A forte reativação das exportações para o Brasil no segundo trimestre do ano sustentou a produção de automóveis na Argentina, de acordo com um relatório divulgado hoje pela empresa de consultoria Abeceb, especializada na relação comercial entre os dois países.

O relatório ressaltou que, em um mercado argentino em recessão, as vendas de automóveis para o Brasil registraram uma alta anualizada de 11% no segundo trimestre do ano, para 24.225 unidades, frente à queda de 3,73% entre janeiro e março.

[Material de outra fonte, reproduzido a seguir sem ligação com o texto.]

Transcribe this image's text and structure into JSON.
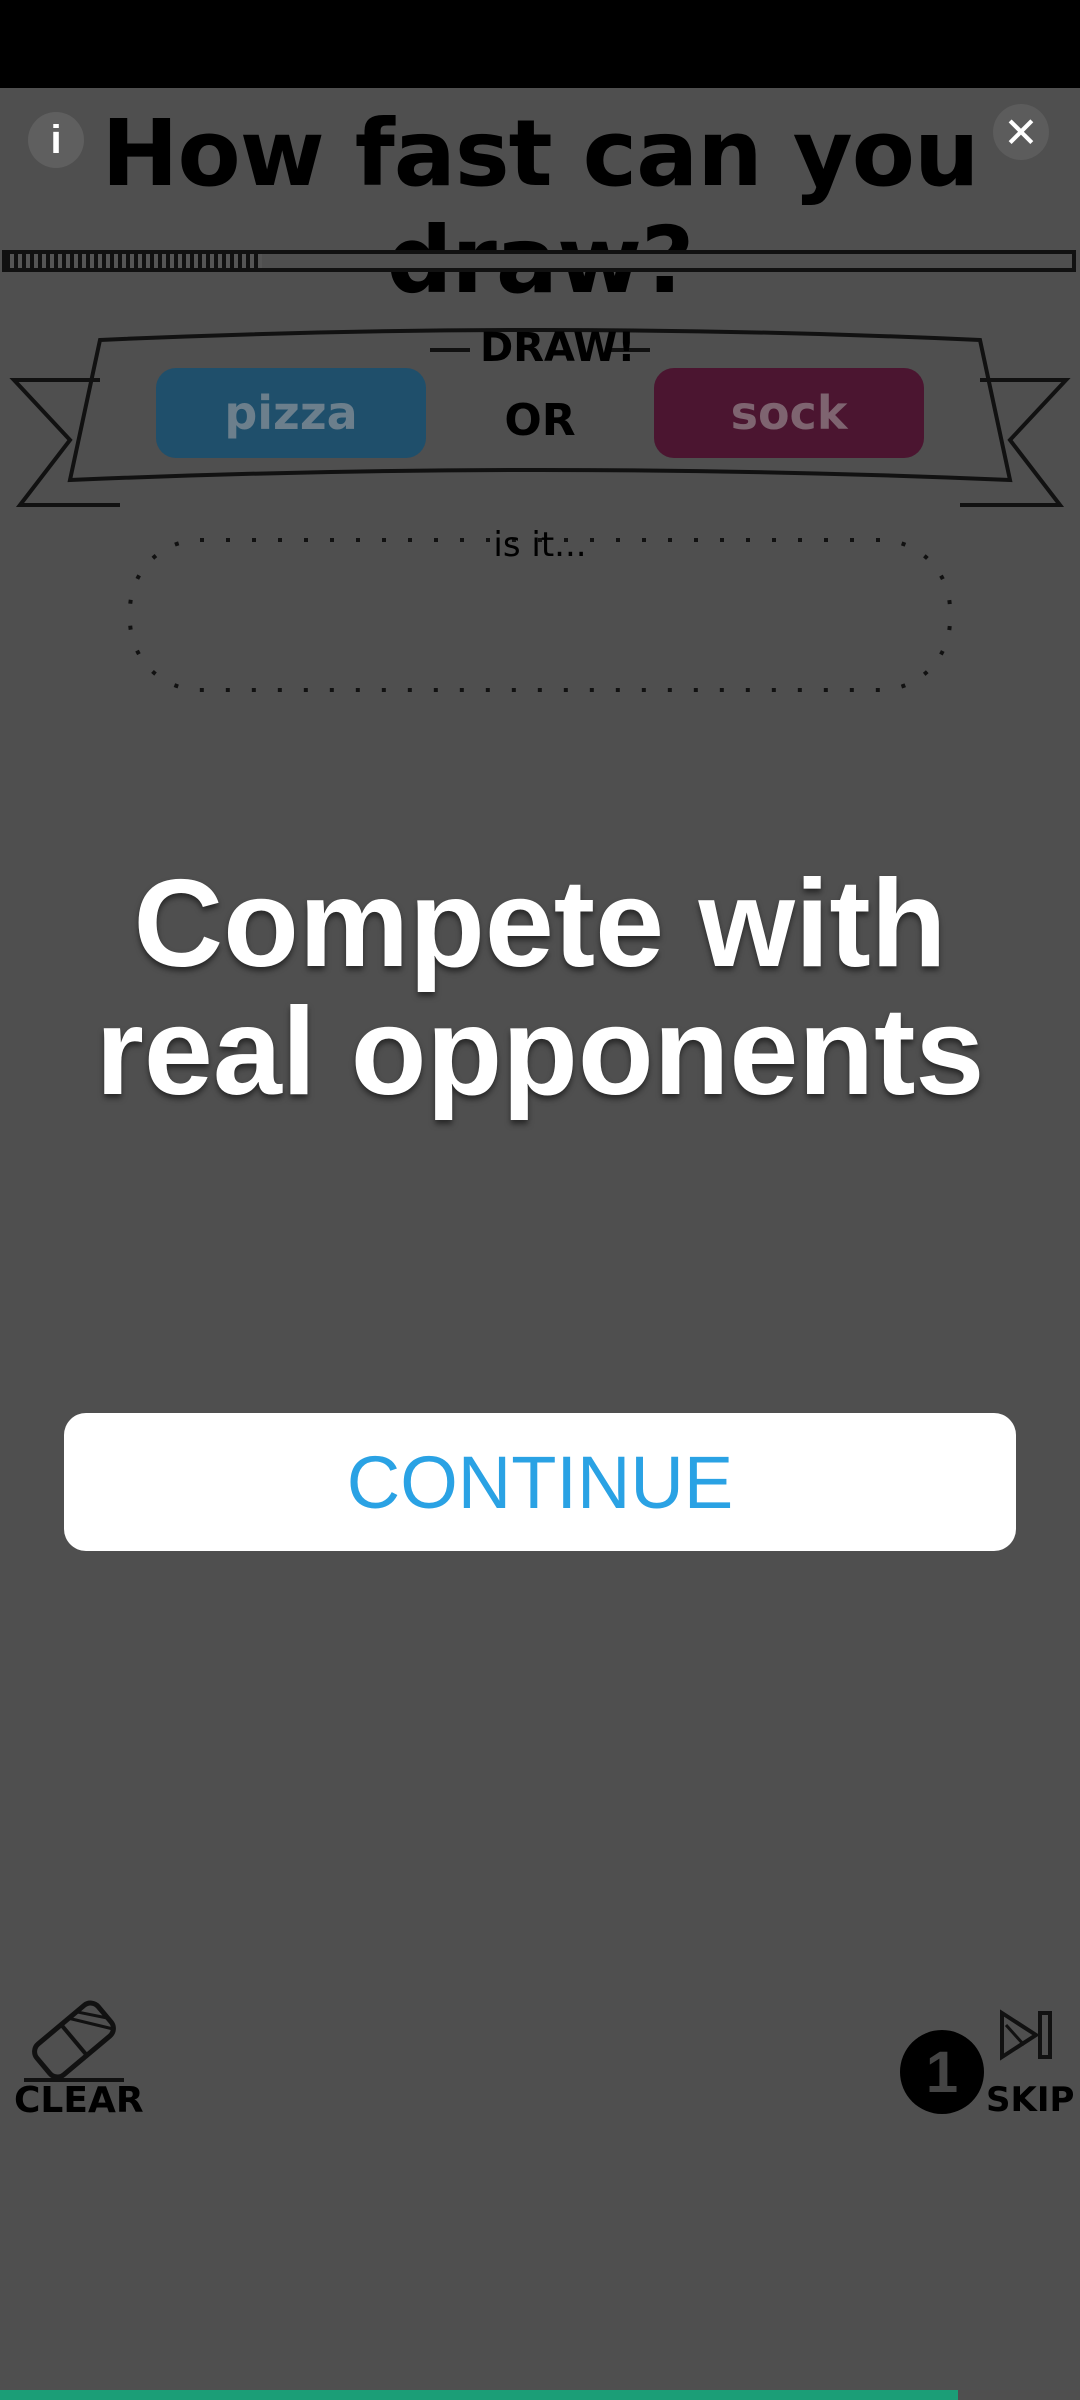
{
  "game": {
    "title": "How fast can you draw?",
    "info_label": "i",
    "close_label": "✕"
  },
  "progress": {
    "value": 0.24
  },
  "prompt": {
    "draw_label": "DRAW!",
    "or_label": "OR",
    "option_a": "pizza",
    "option_b": "sock",
    "guess_label": "is it..."
  },
  "overlay": {
    "headline": "Compete with real opponents",
    "continue_label": "CONTINUE"
  },
  "controls": {
    "clear_label": "CLEAR",
    "skip_label": "SKIP",
    "skip_count": "1"
  },
  "colors": {
    "background": "#4f4f4f",
    "option_a": "#1f4f6b",
    "option_b": "#4b1530",
    "continue_text": "#2aa2e4",
    "bottom_indicator": "#1b9e77"
  }
}
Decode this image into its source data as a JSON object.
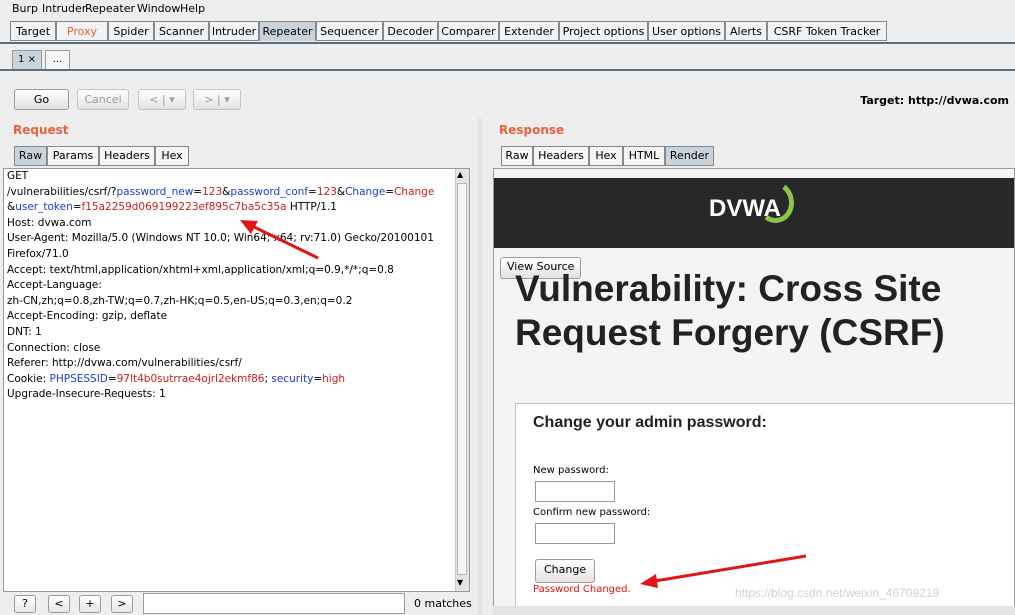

"Por outro lado, as quantidades de veículos argentinos exportados para outros destinos caíram 65% no primeiro trimestre e 73% no segundo", especificou.

Apontou ainda que "o desempenho frouxo" das vendas para o Brasil nos primeiros três meses do ano "faz com que o acumulado semestral ainda mostre uma redução de 9,6%", frente ao colapso de 2008, ao passar das 38.117 unidades para 34.443.

As exportações argentinas de automóveis para o Brasil "recuperaram seus níveis passados, graças às vendas de mais da metade da produção local de veículos para esse país", indicou o estudo da consultoria.

O relatório mostrou também que o mercado automotivo brasileiro foi reativado graças às reduções de impostos concedidas pelo governo brasileiro e em menor medida por ajudas financeiras.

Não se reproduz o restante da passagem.